Al-Ghazāli - Extracts from On the Duties of Brotherhood from Part 2, chapter 15 of the Ihyā (The Revival of the Religious Sciences), translation by Muhtar Holland. Al-Ghazâlî (c.1056–1111) was one of the most prominent and influential philosophers, theologians, jurists, and mystics of Sunni Islam.
Know that the contract of brotherhood is a bond between two persons, like the contract of marriage between two spouses. For just as marriage gives rise to certain duties which must be fulfilled when it is entered into, so does the contract of brotherhood confer upon your brother a certain right touching your property, your person, your tongue and your heart – by way of forgiveness, prayer, sincerity, loyalty, relief and considerateness. In all this, it comprises eight duties.
The First Duty: Material Assistance
The first duty is the material one.
First degree : Some need befalls him when you have more than you require to satisfy your own, so you give him spontaneously, not obliging him to ask. To oblige him to ask is the ultimate shortcoming in brotherly duty.
Second degree: You place your bother on the same footing as yourself. You are content to have as partner in your property and to treat him like yourself, to the point of letting him share it equally.
Third degree: You prefer your brother to yourself and set his need before your own.
Self-sacrifice is one of the fruits of this degree.
The Second Duty: Personal Aid
The second duty is to render personal aid in the satisfaction of needs, attending to them without waiting to be asked, and giving them priority over private needs. First degree: Attending to the need when asked and when in plenty, though with joy and cheerfulness, showing pleasure and gratitude. If a man does not manifest compassion towards his brother in the same degree as to himself, then there is no goodness in it. In short, you brother’s need ought to be like your own, or even more important than your own.
The Third Duty: Holding One's Tongue
The third duty concerns the tongue, which should sometimes be silent and at other times speak out. As for silence, the tongue should not mention a brother’s faults in his absence or his presence. Rather should you feign ignorance. You should not contradict him when he talks, nor dispute nor argue with him. OF course you should not hide any praise you may hear, for the pleasure in it is received directly from the conveyer of the compliment as well as indirectly from the original source. Concealment where would mean envy. The noble believer always keeps present in himself the good qualities of his brother, so that his heart may be the source of honour, affection and respect. As for the hypocrite of low character, he is always noticing misdeeds and faults.
The Fourth Duty: Speaking Out
You should use the tongue to express affection to your brother, and to enquire agreeably about his circumstances.

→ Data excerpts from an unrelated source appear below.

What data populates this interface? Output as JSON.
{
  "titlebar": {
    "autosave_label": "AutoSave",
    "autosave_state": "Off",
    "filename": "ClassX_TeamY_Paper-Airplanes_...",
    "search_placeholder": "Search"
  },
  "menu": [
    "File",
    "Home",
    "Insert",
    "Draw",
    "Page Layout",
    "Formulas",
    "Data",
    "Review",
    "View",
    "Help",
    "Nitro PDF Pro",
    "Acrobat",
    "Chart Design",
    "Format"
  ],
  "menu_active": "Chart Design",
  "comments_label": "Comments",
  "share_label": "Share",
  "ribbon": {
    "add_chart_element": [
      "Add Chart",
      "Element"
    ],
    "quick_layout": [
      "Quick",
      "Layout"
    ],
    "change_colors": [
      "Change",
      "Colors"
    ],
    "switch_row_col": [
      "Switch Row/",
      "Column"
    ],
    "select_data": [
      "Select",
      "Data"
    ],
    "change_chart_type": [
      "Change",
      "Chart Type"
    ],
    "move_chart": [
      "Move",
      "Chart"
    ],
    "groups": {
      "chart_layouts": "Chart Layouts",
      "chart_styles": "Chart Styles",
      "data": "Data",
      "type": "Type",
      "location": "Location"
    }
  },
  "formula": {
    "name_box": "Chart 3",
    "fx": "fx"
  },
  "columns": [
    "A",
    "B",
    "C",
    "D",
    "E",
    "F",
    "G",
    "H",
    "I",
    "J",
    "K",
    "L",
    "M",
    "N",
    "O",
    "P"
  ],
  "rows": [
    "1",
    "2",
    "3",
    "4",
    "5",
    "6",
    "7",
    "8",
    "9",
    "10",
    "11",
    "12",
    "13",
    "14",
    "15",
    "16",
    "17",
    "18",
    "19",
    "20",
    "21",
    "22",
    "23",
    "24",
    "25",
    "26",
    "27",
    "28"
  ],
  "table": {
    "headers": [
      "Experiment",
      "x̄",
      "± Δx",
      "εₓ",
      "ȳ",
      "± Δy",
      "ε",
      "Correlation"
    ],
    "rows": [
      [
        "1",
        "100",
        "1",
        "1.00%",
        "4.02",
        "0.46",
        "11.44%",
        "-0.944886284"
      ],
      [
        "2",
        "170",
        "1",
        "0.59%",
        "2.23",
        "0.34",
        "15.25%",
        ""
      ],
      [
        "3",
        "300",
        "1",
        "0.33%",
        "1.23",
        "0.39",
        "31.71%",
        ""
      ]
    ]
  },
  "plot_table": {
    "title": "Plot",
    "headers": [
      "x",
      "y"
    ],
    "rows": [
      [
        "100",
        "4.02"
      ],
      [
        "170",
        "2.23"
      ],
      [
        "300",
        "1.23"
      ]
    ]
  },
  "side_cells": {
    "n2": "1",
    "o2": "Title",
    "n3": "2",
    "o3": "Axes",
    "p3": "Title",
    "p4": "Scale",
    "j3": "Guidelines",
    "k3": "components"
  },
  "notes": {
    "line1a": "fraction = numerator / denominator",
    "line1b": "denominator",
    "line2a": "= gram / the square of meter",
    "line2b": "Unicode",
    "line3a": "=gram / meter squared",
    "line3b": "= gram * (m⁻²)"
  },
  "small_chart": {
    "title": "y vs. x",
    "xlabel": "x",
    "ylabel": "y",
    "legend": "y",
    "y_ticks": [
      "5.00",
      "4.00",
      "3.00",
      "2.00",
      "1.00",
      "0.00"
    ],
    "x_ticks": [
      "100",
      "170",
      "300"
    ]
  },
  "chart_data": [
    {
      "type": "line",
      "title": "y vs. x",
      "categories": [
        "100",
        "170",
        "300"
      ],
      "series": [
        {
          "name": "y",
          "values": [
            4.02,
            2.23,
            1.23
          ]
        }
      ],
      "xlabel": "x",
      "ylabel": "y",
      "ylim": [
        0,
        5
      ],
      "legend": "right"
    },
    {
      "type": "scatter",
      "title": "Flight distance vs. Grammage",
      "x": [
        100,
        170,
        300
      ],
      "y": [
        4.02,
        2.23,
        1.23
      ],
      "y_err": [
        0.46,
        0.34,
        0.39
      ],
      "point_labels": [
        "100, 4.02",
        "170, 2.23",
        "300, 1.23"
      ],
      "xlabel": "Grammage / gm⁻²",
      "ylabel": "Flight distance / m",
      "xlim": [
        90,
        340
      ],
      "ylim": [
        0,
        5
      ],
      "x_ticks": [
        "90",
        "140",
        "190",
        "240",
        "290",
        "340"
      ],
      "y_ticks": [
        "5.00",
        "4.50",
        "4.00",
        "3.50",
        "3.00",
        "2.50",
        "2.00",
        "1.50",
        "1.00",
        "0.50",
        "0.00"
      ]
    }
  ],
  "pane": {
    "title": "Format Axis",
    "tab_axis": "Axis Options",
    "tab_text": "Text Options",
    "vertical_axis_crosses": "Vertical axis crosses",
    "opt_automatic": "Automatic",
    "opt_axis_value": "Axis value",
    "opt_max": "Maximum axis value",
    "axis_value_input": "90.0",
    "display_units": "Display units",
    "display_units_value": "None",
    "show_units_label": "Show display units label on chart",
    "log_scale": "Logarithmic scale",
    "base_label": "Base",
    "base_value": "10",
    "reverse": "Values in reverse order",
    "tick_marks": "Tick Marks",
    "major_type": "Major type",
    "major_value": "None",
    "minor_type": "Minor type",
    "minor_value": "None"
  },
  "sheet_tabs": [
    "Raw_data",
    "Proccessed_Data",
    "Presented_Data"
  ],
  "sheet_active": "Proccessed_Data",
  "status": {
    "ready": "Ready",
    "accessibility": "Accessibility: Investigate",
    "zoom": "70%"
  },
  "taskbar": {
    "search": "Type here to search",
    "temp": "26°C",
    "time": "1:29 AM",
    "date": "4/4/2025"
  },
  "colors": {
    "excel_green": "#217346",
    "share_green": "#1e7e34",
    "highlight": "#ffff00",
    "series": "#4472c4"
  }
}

Thus you should indicate by word and deed that you disapprove of all circumstances that are disagreeable to him, and use your tongue to let him know that you share his joy in all conditions that give him pleasure. For brotherhood means participating together in joy and sadness. What is even more potent in attracting affection is defending him in his absence whenever he is abused or his honour impugned, explicitly or by innuendo. Through concord, sincerity comes to completion; and he who is not sincere in his brotherhood is a hypocrite. This duty to use the tongue also embraces instruction and advice. For you brother’s need of knowledge is no less than his need of money. When it is a matter of a shortcoming in his duty towards you, what is required of you is patience, forgiveness, pardon, and turning a blind eye. To interfere in this case has nothing to do with advice at all.

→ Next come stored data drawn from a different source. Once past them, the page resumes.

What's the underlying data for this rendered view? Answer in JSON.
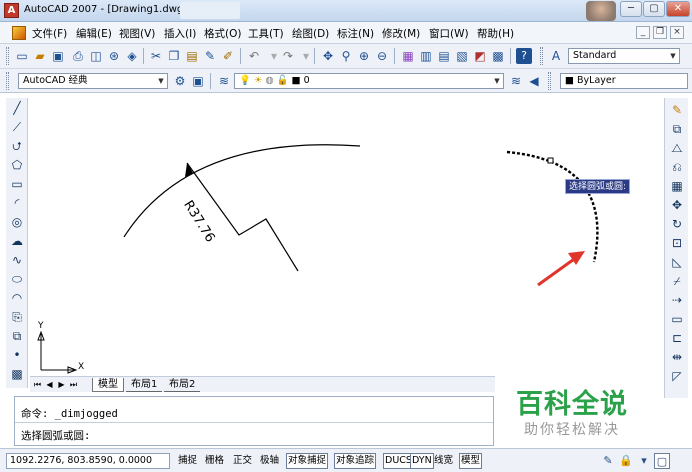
{
  "window": {
    "title": "AutoCAD 2007 - [Drawing1.dwg]",
    "min_label": "─",
    "max_label": "▢",
    "close_label": "✕"
  },
  "menu": {
    "items": [
      "文件(F)",
      "编辑(E)",
      "视图(V)",
      "插入(I)",
      "格式(O)",
      "工具(T)",
      "绘图(D)",
      "标注(N)",
      "修改(M)",
      "窗口(W)",
      "帮助(H)"
    ],
    "mdi_min": "_",
    "mdi_restore": "❐",
    "mdi_close": "×"
  },
  "toolbar1": {
    "text_style": "Standard"
  },
  "toolbar2": {
    "workspace": "AutoCAD 经典",
    "layer": "0",
    "color": "ByLayer"
  },
  "drawing": {
    "dimension_text": "R37.76",
    "tooltip": "选择圆弧或圆:",
    "ucs_x": "X",
    "ucs_y": "Y"
  },
  "tabs": {
    "items": [
      "模型",
      "布局1",
      "布局2"
    ],
    "active": "模型"
  },
  "command": {
    "line1": "命令: _dimjogged",
    "line2": "选择圆弧或圆:"
  },
  "watermark": {
    "title": "百科全说",
    "subtitle": "助你轻松解决"
  },
  "status": {
    "coordinates": "1092.2276, 803.8590, 0.0000",
    "buttons": [
      "捕捉",
      "栅格",
      "正交",
      "极轴",
      "对象捕捉",
      "对象追踪",
      "DUCS",
      "DYN",
      "线宽",
      "模型"
    ]
  },
  "colors": {
    "tooltip_bg": "#2a3a84",
    "arrow": "#e0352b",
    "watermark_green": "#2ba14a"
  }
}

The Fifth Duty: Forgiveness
Thus fulfillment of the contract of brotherhood is obligatory, once it has been concluded. This is our response to the question about initiating brotherhood with the immoral, for he has no prior right. If he does have a prior connexion through kinship it is certainly not proper to break with him; one should rather try and improve him. It has been said that you should seek seventy excuses for your brother’s misdeed, and if your heart will accept none of them you should turn the blame upon yourself, saying t your heart: How hard you are! Your brother pleads seventy excuses, yet you will not accept him. You are the one at fault, not your brother!
The Sixth Duty: Prayer
The sixth duty is to pray for your brother, during his life and after his death, that he may have all he might wish for himself, his family and his dependents. You should pray for him as you pray for yourself, making no distinction at all between you and him. For in reality your prayer for him is a a prayer for yourself.
The Seventh Duty: Loyalty and Sincerity
The meaning of loyalty is steadfastness in love and maintaining it to the death with your brother, and after his death with his children and his fellows. For love is for the sake of the Other Life. If it is severe before death the work is in vain and the effort wasted.

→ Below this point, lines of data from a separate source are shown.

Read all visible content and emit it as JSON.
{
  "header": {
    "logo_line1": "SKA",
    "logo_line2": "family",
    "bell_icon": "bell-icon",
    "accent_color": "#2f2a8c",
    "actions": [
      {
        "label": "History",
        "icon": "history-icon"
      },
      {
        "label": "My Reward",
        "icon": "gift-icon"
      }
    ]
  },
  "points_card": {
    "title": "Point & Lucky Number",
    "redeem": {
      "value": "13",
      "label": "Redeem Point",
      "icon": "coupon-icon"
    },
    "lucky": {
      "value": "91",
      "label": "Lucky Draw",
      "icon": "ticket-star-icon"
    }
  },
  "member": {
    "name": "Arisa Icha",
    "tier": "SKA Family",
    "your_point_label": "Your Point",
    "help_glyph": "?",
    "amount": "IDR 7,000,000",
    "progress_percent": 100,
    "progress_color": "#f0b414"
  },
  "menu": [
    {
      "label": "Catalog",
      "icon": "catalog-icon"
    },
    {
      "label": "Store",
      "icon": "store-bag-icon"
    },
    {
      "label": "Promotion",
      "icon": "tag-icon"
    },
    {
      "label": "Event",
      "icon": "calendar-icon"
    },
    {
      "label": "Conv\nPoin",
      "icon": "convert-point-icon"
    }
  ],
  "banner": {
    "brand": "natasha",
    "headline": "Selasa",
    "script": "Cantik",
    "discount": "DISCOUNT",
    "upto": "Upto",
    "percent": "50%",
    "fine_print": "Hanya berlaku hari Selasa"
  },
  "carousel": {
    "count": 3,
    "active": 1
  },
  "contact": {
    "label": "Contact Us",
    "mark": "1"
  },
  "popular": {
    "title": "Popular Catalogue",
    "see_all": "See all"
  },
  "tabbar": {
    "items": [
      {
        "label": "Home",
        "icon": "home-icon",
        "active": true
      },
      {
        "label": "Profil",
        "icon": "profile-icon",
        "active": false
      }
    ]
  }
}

The Eighth Duty: Informality
You should not discomfort your brother with things that are awkward for him. Rather should you ease his heart of its cares and needs, and spare him having to assume any of your burdens You should not ask him for help with money or influence. You should not discomfort him with having to be polite, to go into your situation and attend to your rights. No, the sole object of your love should be God (Exalted is he1), being blessed by your brother’s prayer, enjoying his company, receiving assistance from him in your religion, drawing night to God (Exalted be He!) through attending to his rights and bearing his provision.